I turned to Shahar, who had finally gotten the blood out of her eyes. By the look on her face, she had only just begun to realize how close she’d come to death.

“We’re leaving,” I said. “I am, anyway, and I’m going to ask Deka to come with me. If you’ve decided that we’re your enemies, we can’t stay here. If you’re wise, you’ll leave us be.” I sighed. “You haven’t been very wise today, but I suspect that’s a onetime aberration. I know you’ll come to your senses eventually. I just don’t feel like waiting around for it to happen.”

Then I took Deka’s hand, looking up at him. His expression had gone bleak; he knew I was right. But I would not press him. He’d spent ten years trying to get back to his sister, and she’d undone that in ten minutes. Such things were not easy for any mortal to bear. Or any god, for that matter.

Deka’s hand squeezed mine, and he nodded. We turned to leave the audience chamber. Shahar stood behind us. “Wait,” she said, but we ignored her.

When I opened the door, however, everything changed.

We stopped in surprise at the noise of many voices, raised and angry. Beyond the main corridor, I glimpsed soldiers running and heard shouts. Immediately before us was Morad, her face red with fury. She was shouting at the guards, who’d crossed pikes in front of the chamber’s entrance. When the door opened, the guards started, and Morad grabbed at one of the pikes, half yanking it away before the guard cursed and tightened his grip.

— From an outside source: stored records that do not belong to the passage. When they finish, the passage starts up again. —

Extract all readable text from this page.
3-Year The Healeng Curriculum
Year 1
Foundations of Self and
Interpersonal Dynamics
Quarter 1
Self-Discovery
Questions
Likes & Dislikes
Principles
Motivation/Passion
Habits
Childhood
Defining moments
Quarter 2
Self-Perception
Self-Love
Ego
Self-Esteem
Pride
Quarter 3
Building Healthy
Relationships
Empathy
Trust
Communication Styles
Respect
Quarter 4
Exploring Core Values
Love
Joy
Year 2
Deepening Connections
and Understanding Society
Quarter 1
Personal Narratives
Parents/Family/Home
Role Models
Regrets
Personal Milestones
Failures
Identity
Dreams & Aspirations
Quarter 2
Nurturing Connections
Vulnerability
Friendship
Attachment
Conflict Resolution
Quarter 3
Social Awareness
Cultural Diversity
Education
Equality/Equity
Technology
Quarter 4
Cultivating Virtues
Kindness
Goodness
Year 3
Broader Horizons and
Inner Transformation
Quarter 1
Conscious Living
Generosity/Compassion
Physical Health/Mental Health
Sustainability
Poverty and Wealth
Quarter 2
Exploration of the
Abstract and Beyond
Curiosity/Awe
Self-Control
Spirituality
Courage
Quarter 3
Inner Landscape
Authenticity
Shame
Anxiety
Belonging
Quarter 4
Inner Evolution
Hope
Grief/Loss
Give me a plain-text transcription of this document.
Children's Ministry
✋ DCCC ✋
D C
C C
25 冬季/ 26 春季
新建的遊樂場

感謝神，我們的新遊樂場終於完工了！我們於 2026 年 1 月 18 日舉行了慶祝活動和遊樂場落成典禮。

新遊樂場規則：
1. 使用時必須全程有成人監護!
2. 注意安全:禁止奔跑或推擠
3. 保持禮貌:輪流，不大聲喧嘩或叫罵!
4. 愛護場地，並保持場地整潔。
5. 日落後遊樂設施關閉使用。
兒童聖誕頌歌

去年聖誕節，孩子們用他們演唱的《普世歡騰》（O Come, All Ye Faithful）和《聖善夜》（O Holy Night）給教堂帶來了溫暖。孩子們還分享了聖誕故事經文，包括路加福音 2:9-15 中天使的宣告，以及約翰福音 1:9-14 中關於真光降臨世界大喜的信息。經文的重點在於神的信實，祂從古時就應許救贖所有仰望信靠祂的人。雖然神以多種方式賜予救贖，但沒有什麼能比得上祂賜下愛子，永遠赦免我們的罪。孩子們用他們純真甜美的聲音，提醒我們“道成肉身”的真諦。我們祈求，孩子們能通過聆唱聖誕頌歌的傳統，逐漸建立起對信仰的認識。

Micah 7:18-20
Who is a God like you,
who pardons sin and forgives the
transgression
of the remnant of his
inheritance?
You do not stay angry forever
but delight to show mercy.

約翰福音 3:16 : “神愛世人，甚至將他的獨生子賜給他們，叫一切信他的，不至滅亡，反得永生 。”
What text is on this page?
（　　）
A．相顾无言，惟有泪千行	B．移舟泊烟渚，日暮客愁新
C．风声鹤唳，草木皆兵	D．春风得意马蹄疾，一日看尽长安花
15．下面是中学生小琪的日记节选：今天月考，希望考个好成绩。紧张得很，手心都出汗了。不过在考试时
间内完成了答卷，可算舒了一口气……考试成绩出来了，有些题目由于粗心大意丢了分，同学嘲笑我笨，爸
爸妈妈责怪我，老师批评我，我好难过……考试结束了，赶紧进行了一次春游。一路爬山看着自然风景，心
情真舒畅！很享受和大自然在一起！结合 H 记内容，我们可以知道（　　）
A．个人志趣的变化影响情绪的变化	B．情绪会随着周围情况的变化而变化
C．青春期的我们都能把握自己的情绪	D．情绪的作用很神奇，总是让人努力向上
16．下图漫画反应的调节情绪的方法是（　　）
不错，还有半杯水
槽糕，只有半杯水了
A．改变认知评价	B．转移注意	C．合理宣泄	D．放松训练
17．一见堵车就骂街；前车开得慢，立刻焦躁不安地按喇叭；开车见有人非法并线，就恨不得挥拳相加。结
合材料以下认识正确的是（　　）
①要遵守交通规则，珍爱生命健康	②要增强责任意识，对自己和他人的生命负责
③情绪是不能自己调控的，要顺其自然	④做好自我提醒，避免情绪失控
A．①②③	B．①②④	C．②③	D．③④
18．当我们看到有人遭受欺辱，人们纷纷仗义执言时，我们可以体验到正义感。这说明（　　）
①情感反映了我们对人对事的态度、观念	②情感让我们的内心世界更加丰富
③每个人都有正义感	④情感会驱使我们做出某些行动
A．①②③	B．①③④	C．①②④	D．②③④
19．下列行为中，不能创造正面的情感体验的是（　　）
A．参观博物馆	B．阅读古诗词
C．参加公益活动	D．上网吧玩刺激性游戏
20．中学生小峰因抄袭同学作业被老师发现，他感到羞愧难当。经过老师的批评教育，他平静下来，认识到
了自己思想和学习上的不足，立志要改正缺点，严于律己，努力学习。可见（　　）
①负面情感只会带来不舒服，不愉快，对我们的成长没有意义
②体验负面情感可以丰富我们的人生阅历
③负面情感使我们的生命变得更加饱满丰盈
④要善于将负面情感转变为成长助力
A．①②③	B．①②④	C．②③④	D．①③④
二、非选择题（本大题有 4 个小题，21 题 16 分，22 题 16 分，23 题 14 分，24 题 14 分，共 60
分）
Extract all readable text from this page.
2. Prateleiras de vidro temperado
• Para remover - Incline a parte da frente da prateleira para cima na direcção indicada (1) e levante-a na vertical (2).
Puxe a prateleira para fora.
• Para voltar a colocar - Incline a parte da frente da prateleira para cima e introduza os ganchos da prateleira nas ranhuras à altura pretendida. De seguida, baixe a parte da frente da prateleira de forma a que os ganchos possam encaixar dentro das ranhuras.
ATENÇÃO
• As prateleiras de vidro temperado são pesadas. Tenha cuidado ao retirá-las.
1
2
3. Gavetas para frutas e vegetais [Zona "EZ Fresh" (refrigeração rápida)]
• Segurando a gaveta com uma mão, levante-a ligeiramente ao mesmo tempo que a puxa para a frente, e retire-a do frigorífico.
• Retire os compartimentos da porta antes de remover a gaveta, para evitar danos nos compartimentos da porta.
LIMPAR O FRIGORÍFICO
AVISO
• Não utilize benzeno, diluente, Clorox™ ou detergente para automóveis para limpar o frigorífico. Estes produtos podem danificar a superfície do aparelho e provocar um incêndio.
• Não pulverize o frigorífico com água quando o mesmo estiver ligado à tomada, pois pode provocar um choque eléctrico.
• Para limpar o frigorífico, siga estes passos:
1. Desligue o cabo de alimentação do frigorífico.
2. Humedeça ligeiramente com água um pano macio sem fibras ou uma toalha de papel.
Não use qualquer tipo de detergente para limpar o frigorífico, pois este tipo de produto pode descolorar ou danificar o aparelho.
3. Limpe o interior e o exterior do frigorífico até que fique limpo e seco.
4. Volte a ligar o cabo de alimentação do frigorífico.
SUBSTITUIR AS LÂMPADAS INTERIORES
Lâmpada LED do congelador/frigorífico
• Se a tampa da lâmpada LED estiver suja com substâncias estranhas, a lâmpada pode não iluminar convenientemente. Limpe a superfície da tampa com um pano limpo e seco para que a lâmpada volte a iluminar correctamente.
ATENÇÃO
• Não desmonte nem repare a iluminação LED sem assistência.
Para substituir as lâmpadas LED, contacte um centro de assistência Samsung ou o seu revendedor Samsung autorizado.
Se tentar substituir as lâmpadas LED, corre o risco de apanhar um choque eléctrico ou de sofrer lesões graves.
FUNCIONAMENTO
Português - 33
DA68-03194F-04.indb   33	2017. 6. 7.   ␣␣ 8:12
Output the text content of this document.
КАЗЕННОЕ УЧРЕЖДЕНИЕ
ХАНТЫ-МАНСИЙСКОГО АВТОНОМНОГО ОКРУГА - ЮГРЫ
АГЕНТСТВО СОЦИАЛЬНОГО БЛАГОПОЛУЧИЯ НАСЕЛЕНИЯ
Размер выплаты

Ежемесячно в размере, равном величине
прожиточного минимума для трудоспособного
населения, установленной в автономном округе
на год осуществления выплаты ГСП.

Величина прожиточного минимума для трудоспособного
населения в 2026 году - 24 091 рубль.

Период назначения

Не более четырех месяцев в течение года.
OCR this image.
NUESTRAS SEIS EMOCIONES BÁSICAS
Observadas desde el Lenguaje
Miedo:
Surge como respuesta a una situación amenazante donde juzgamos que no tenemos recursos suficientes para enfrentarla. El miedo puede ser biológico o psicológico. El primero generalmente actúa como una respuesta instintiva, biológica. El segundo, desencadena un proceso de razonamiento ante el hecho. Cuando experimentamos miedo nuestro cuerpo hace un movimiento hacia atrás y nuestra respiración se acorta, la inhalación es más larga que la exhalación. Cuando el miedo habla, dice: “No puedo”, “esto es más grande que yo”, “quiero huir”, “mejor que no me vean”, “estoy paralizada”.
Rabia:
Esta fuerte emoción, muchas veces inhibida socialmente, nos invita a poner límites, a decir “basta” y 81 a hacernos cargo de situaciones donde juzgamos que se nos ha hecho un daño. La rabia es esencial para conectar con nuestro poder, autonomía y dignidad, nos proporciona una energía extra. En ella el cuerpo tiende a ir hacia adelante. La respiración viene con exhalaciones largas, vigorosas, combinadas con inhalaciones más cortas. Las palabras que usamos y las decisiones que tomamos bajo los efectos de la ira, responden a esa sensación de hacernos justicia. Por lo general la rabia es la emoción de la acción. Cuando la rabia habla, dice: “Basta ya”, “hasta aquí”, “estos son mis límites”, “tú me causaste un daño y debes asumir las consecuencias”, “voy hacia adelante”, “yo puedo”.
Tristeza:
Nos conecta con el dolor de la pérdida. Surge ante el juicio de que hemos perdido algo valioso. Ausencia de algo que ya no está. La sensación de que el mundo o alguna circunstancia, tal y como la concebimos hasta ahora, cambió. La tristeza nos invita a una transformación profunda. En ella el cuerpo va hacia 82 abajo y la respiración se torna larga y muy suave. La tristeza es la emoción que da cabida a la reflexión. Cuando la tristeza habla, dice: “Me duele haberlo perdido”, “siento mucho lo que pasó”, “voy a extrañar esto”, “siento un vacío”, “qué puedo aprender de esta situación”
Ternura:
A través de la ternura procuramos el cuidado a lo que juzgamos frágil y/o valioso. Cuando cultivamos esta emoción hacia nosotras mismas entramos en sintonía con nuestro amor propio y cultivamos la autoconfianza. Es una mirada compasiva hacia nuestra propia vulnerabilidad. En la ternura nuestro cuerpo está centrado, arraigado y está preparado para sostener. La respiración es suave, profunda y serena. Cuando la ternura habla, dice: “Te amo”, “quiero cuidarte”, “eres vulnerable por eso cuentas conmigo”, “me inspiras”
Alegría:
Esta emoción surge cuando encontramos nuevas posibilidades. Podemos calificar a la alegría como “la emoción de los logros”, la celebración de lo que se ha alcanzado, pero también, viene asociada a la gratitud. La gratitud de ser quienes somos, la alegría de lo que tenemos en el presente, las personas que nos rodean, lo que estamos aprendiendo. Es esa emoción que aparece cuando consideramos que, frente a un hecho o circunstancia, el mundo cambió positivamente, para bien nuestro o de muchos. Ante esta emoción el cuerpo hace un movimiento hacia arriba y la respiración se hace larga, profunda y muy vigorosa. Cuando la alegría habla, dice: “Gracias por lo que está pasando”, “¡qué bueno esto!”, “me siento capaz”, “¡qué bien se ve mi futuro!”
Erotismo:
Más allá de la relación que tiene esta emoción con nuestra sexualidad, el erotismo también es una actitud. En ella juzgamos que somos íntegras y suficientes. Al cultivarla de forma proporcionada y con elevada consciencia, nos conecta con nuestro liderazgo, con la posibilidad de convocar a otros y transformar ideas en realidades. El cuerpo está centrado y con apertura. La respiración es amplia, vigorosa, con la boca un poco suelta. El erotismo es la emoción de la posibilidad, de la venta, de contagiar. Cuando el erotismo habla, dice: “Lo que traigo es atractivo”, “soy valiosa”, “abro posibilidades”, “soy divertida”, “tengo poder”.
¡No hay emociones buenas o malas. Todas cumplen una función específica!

“Where is Shahar?” she demanded. “I will see her.”

Shahar came up behind us. It was a measure of Morad’s agitation that she did not blink at the sight of the heir’s bloody face. “What has happened, Morad?” I heard the thinness of the calm veneer on Shahar’s voice. She had composed herself, just.

“Maskers have attacked Shadow,” Morad said.

We stood there, stunned into silence. Behind her, a troop of soldiers came tearing around the corner, running toward us. Wrath was behind them, walking with the ominous deliberation of a general preparing for war. All around us I could feel a hollow thrum as whatever protective magics Deka’s scriveners had put into place came alive. Seals for the gates, invisible walls to keep out foreign magics, who knew what else.